An important, very important Notice:
Is it possible to measure with some kind of thermometer the temperature of gas at density 0.2 g/m3 ???
No, it is not possible.
Still we estimate sun's photosphere effective temperature.
Effective temperature of sphere is the S/B radiative temperature of the same radius sphere EM energy emission.
We have not a solid surface here, but we have a uniform for the imaginary surface emission intensity - and thus we calculate the photosphere's effective temperature.
Photosphere's effective temperature is not the gas' of the any measurements escaping density of 0.2 g/m3 measured temperature.
No.

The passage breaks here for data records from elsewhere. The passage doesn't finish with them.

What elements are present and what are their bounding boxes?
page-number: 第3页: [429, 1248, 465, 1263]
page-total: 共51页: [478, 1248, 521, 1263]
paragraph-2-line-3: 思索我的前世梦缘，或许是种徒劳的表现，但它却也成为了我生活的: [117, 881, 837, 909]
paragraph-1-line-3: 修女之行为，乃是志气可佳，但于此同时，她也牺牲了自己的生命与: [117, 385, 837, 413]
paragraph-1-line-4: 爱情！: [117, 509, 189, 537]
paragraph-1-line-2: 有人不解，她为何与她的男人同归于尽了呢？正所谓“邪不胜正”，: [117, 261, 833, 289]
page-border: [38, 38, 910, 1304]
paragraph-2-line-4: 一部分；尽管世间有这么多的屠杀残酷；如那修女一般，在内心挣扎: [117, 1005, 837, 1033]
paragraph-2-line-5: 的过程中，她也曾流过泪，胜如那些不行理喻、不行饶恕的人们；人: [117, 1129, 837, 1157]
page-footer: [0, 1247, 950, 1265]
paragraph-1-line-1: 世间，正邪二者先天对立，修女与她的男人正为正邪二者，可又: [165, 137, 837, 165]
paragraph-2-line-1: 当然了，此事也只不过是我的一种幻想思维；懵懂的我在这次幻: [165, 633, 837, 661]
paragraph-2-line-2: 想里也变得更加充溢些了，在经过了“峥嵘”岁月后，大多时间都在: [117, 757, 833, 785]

A gas of 0.2 g/m3 density cannot emit Sun's photosphere emission intensity of Jsun = 63,443,921 W/m²
The Sun's photosphere emission intensity Jsun = 63,443,921 W/m² at photosphere's radius of Rsun =695,000 km is the weakening with distance but still very powerful EM energy FLUX coming thru from the inner sun's nuclear fusion process.

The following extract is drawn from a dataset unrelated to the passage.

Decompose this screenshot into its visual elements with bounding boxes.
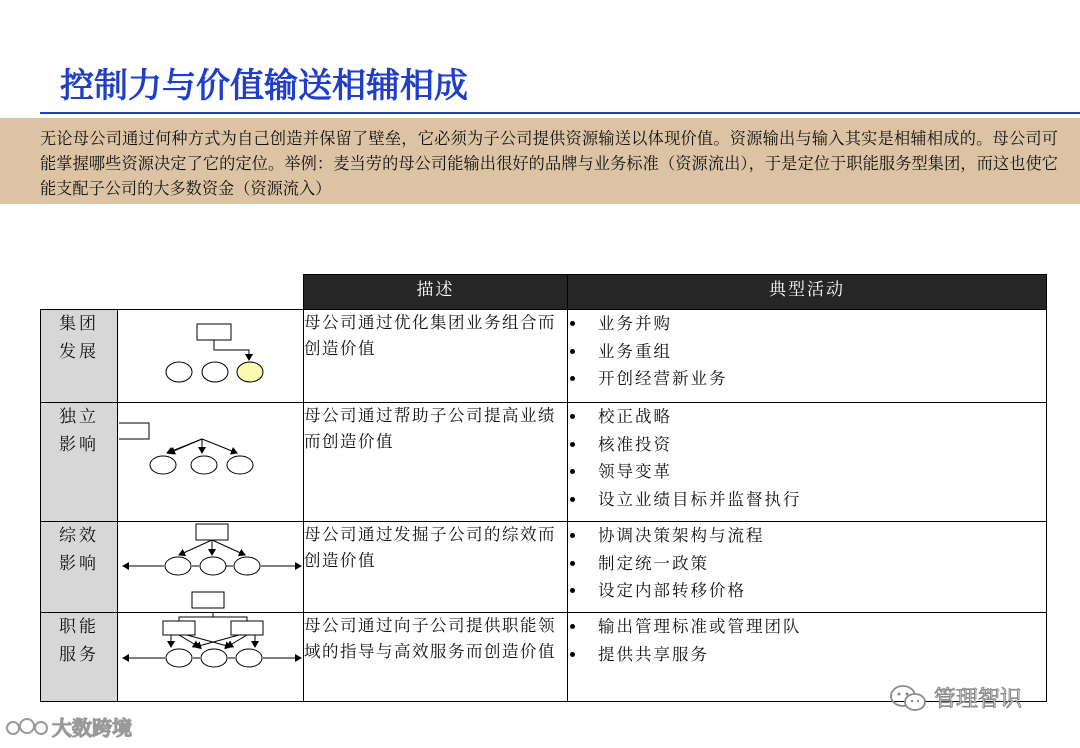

We have calculated the Jsun = 63,443,921 W/m² by the use of the distance square inverse law... we do not have measured it.
Planets do not meet with this condition. Planets do not have uniform EM outgoing emission energy, so planets do not have uniform surface temperature.
The Stefan-Boltzmann planet blackbody emission equation, and, therefore, the planet effective temperature is only a mathematical abstraction, and that is why the planet effective temperature cannot be compared with the actual planetary mean surface temperature.